SNCB : économisons, oui, mais sur les dépenses inutiles !

Selon les informations parues dans la presse, le Conseil d’administration de la SNCB Holding qui se réunira cet après-midi devrait décider de la suppression de 200 à 300 trains par jour, fermer les guichets dans une quarantaine de gares et imposer une surtaxe de 7 euros sur les tickets achetés dans les trains.
La Fédération Inter-Environnement Wallonie considère que ces mesures iraient à contre-sens du projet de mobilité durable que notre pays doit mettre en place et dans lequel le rail est appelé à occuper une place centrale. Si des économies sont à réaliser, elles ne peuvent en aucun cas être préjudiciables aux voyageurs. L’abandon de projets pharaoniques (la gare de Mons…) et une rationalisation de la structure éclatée de notre groupe ferroviaire constituent des options plus conformes à l’intérêt général.

S’il devait confirmer les intentions qu’on lui prête, le Conseil d’administration de la SNCB franchirait un pas de plus dans le démantèlement du réseau ferroviaire belge initié en 1984 avec la réforme IC-IR et la fermeture simultanée de 234 gares et points d’arrêts. Cette politique s’inscrit dans une volonté de privilégier le trafic international, les « grandes lignes » et les déplacements de moyennes et longues distances. Or, tant les enjeux de mobilité durable que la pression sur les ressources énergétiques exigent tout au contraire une offre élargie et diversifiée.

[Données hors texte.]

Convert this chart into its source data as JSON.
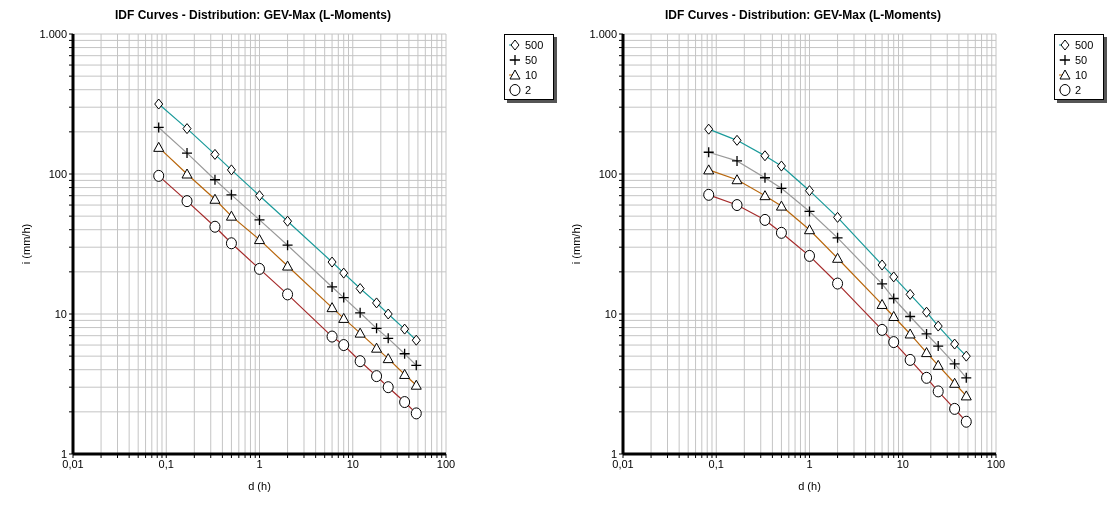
{
  "chart_data": [
    {
      "type": "line",
      "title": "IDF Curves - Distribution: GEV-Max (L-Moments)",
      "xlabel": "d (h)",
      "ylabel": "i (mm/h)",
      "log": "xy",
      "grid": true,
      "legend": "top right",
      "x": [
        0.083,
        0.167,
        0.333,
        0.5,
        1,
        2,
        6,
        8,
        12,
        18,
        24,
        36,
        48
      ],
      "xlim": [
        0.01,
        100
      ],
      "ylim": [
        1,
        1000
      ],
      "xticks": [
        {
          "value": 0.01,
          "label": "0,01"
        },
        {
          "value": 0.02,
          "label": null
        },
        {
          "value": 0.03,
          "label": null
        },
        {
          "value": 0.04,
          "label": null
        },
        {
          "value": 0.05,
          "label": null
        },
        {
          "value": 0.06,
          "label": null
        },
        {
          "value": 0.07,
          "label": null
        },
        {
          "value": 0.08,
          "label": null
        },
        {
          "value": 0.09,
          "label": null
        },
        {
          "value": 0.1,
          "label": "0,1"
        },
        {
          "value": 0.2,
          "label": null
        },
        {
          "value": 0.3,
          "label": null
        },
        {
          "value": 0.4,
          "label": null
        },
        {
          "value": 0.5,
          "label": null
        },
        {
          "value": 0.6,
          "label": null
        },
        {
          "value": 0.7,
          "label": null
        },
        {
          "value": 0.8,
          "label": null
        },
        {
          "value": 0.9,
          "label": null
        },
        1,
        {
          "value": 2,
          "label": null
        },
        {
          "value": 3,
          "label": null
        },
        {
          "value": 4,
          "label": null
        },
        {
          "value": 5,
          "label": null
        },
        {
          "value": 6,
          "label": null
        },
        {
          "value": 7,
          "label": null
        },
        {
          "value": 8,
          "label": null
        },
        {
          "value": 9,
          "label": null
        },
        10,
        {
          "value": 20,
          "label": null
        },
        {
          "value": 30,
          "label": null
        },
        {
          "value": 40,
          "label": null
        },
        {
          "value": 50,
          "label": null
        },
        {
          "value": 60,
          "label": null
        },
        {
          "value": 70,
          "label": null
        },
        {
          "value": 80,
          "label": null
        },
        {
          "value": 90,
          "label": null
        },
        100
      ],
      "yticks": [
        1,
        {
          "value": 2,
          "label": null
        },
        {
          "value": 3,
          "label": null
        },
        {
          "value": 4,
          "label": null
        },
        {
          "value": 5,
          "label": null
        },
        {
          "value": 6,
          "label": null
        },
        {
          "value": 7,
          "label": null
        },
        {
          "value": 8,
          "label": null
        },
        {
          "value": 9,
          "label": null
        },
        10,
        {
          "value": 20,
          "label": null
        },
        {
          "value": 30,
          "label": null
        },
        {
          "value": 40,
          "label": null
        },
        {
          "value": 50,
          "label": null
        },
        {
          "value": 60,
          "label": null
        },
        {
          "value": 70,
          "label": null
        },
        {
          "value": 80,
          "label": null
        },
        {
          "value": 90,
          "label": null
        },
        100,
        {
          "value": 200,
          "label": null
        },
        {
          "value": 300,
          "label": null
        },
        {
          "value": 400,
          "label": null
        },
        {
          "value": 500,
          "label": null
        },
        {
          "value": 600,
          "label": null
        },
        {
          "value": 700,
          "label": null
        },
        {
          "value": 800,
          "label": null
        },
        {
          "value": 900,
          "label": null
        },
        {
          "value": 1000,
          "label": "1.000"
        }
      ],
      "series": [
        {
          "name": "500",
          "color": "#1a9a9a",
          "marker": "diamond",
          "values": [
            316,
            211,
            138,
            107,
            70,
            46,
            23.5,
            19.6,
            15.2,
            12,
            10,
            7.8,
            6.5
          ]
        },
        {
          "name": "50",
          "color": "#999999",
          "marker": "cross",
          "values": [
            215,
            141,
            91,
            71,
            47,
            31,
            15.6,
            13.1,
            10.2,
            7.9,
            6.7,
            5.2,
            4.3
          ]
        },
        {
          "name": "10",
          "color": "#b8660b",
          "marker": "triangle",
          "values": [
            155,
            100,
            66,
            50,
            34,
            22,
            11.1,
            9.3,
            7.3,
            5.7,
            4.8,
            3.7,
            3.1
          ]
        },
        {
          "name": "2",
          "color": "#a52a2a",
          "marker": "circle",
          "values": [
            97,
            64,
            42,
            32,
            21,
            13.8,
            6.9,
            6,
            4.6,
            3.6,
            3,
            2.35,
            1.95
          ]
        }
      ]
    },
    {
      "type": "line",
      "title": "IDF Curves - Distribution: GEV-Max (L-Moments)",
      "xlabel": "d (h)",
      "ylabel": "i (mm/h)",
      "log": "xy",
      "grid": true,
      "legend": "top right",
      "x": [
        0.083,
        0.167,
        0.333,
        0.5,
        1,
        2,
        6,
        8,
        12,
        18,
        24,
        36,
        48
      ],
      "xlim": [
        0.01,
        100
      ],
      "ylim": [
        1,
        1000
      ],
      "xticks": [
        {
          "value": 0.01,
          "label": "0,01"
        },
        {
          "value": 0.02,
          "label": null
        },
        {
          "value": 0.03,
          "label": null
        },
        {
          "value": 0.04,
          "label": null
        },
        {
          "value": 0.05,
          "label": null
        },
        {
          "value": 0.06,
          "label": null
        },
        {
          "value": 0.07,
          "label": null
        },
        {
          "value": 0.08,
          "label": null
        },
        {
          "value": 0.09,
          "label": null
        },
        {
          "value": 0.1,
          "label": "0,1"
        },
        {
          "value": 0.2,
          "label": null
        },
        {
          "value": 0.3,
          "label": null
        },
        {
          "value": 0.4,
          "label": null
        },
        {
          "value": 0.5,
          "label": null
        },
        {
          "value": 0.6,
          "label": null
        },
        {
          "value": 0.7,
          "label": null
        },
        {
          "value": 0.8,
          "label": null
        },
        {
          "value": 0.9,
          "label": null
        },
        1,
        {
          "value": 2,
          "label": null
        },
        {
          "value": 3,
          "label": null
        },
        {
          "value": 4,
          "label": null
        },
        {
          "value": 5,
          "label": null
        },
        {
          "value": 6,
          "label": null
        },
        {
          "value": 7,
          "label": null
        },
        {
          "value": 8,
          "label": null
        },
        {
          "value": 9,
          "label": null
        },
        10,
        {
          "value": 20,
          "label": null
        },
        {
          "value": 30,
          "label": null
        },
        {
          "value": 40,
          "label": null
        },
        {
          "value": 50,
          "label": null
        },
        {
          "value": 60,
          "label": null
        },
        {
          "value": 70,
          "label": null
        },
        {
          "value": 80,
          "label": null
        },
        {
          "value": 90,
          "label": null
        },
        100
      ],
      "yticks": [
        1,
        {
          "value": 2,
          "label": null
        },
        {
          "value": 3,
          "label": null
        },
        {
          "value": 4,
          "label": null
        },
        {
          "value": 5,
          "label": null
        },
        {
          "value": 6,
          "label": null
        },
        {
          "value": 7,
          "label": null
        },
        {
          "value": 8,
          "label": null
        },
        {
          "value": 9,
          "label": null
        },
        10,
        {
          "value": 20,
          "label": null
        },
        {
          "value": 30,
          "label": null
        },
        {
          "value": 40,
          "label": null
        },
        {
          "value": 50,
          "label": null
        },
        {
          "value": 60,
          "label": null
        },
        {
          "value": 70,
          "label": null
        },
        {
          "value": 80,
          "label": null
        },
        {
          "value": 90,
          "label": null
        },
        100,
        {
          "value": 200,
          "label": null
        },
        {
          "value": 300,
          "label": null
        },
        {
          "value": 400,
          "label": null
        },
        {
          "value": 500,
          "label": null
        },
        {
          "value": 600,
          "label": null
        },
        {
          "value": 700,
          "label": null
        },
        {
          "value": 800,
          "label": null
        },
        {
          "value": 900,
          "label": null
        },
        {
          "value": 1000,
          "label": "1.000"
        }
      ],
      "series": [
        {
          "name": "500",
          "color": "#1a9a9a",
          "marker": "diamond",
          "values": [
            209,
            174,
            135,
            114,
            76,
            49,
            22.4,
            18.4,
            13.8,
            10.3,
            8.2,
            6.1,
            5
          ]
        },
        {
          "name": "50",
          "color": "#999999",
          "marker": "cross",
          "values": [
            143,
            124,
            94,
            79,
            54,
            35,
            16.4,
            12.9,
            9.6,
            7.2,
            5.9,
            4.4,
            3.5
          ]
        },
        {
          "name": "10",
          "color": "#b8660b",
          "marker": "triangle",
          "values": [
            107,
            91,
            70,
            59,
            40,
            25,
            11.7,
            9.6,
            7.2,
            5.3,
            4.3,
            3.2,
            2.6
          ]
        },
        {
          "name": "2",
          "color": "#a52a2a",
          "marker": "circle",
          "values": [
            71,
            60,
            47,
            38,
            26,
            16.5,
            7.7,
            6.3,
            4.7,
            3.5,
            2.8,
            2.1,
            1.7
          ]
        }
      ]
    }
  ]
}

Pour IEW, si des économies doivent être réalisées par le groupe ferroviaire, elles ne peuvent l’être au détriment de la qualité et de la quantité des services rendus aux voyageurs. D’autres pistes moins préjudiciables existent.

D’une part, la SNCB doit renoncer à ses projets pharaoniques qui ne contribuent pas prioritairement à l’exercice de ses missions. Il faut cesser d’investir des centaines de millions d’euros dans des infrastructures de prestige comme les gares de Liège ou (bientôt) Mons dont l’unique bénéfice se calcule en termes d’image alors que les besoins essentiels ne sont pas rencontrés. Une gabegie dont les pouvoirs publics wallons partagent la responsabilité à travers des arbitrages traduisant une cruelle absence de vision propsective. Si une image doit être recherchée, c’est celle d’une région aux gares nombreuses, accessibles et accueillantes donnant à sa population la possibilité et l’envie de voyager en train…

Par ailleurs, il importe de se pencher sur la structure actuelle du groupe, génératrice de coûts excessifs.

Inter-Environnement Wallonie appelle donc les administrateurs de la SNCB à ne pas succomber à la facilité de pseudo-solutions immédiates qui, loin de résoudre les problèmes du rail belge, compromettraient la place essentielle qu’il est appelé à occuper dans la mobilité de demain.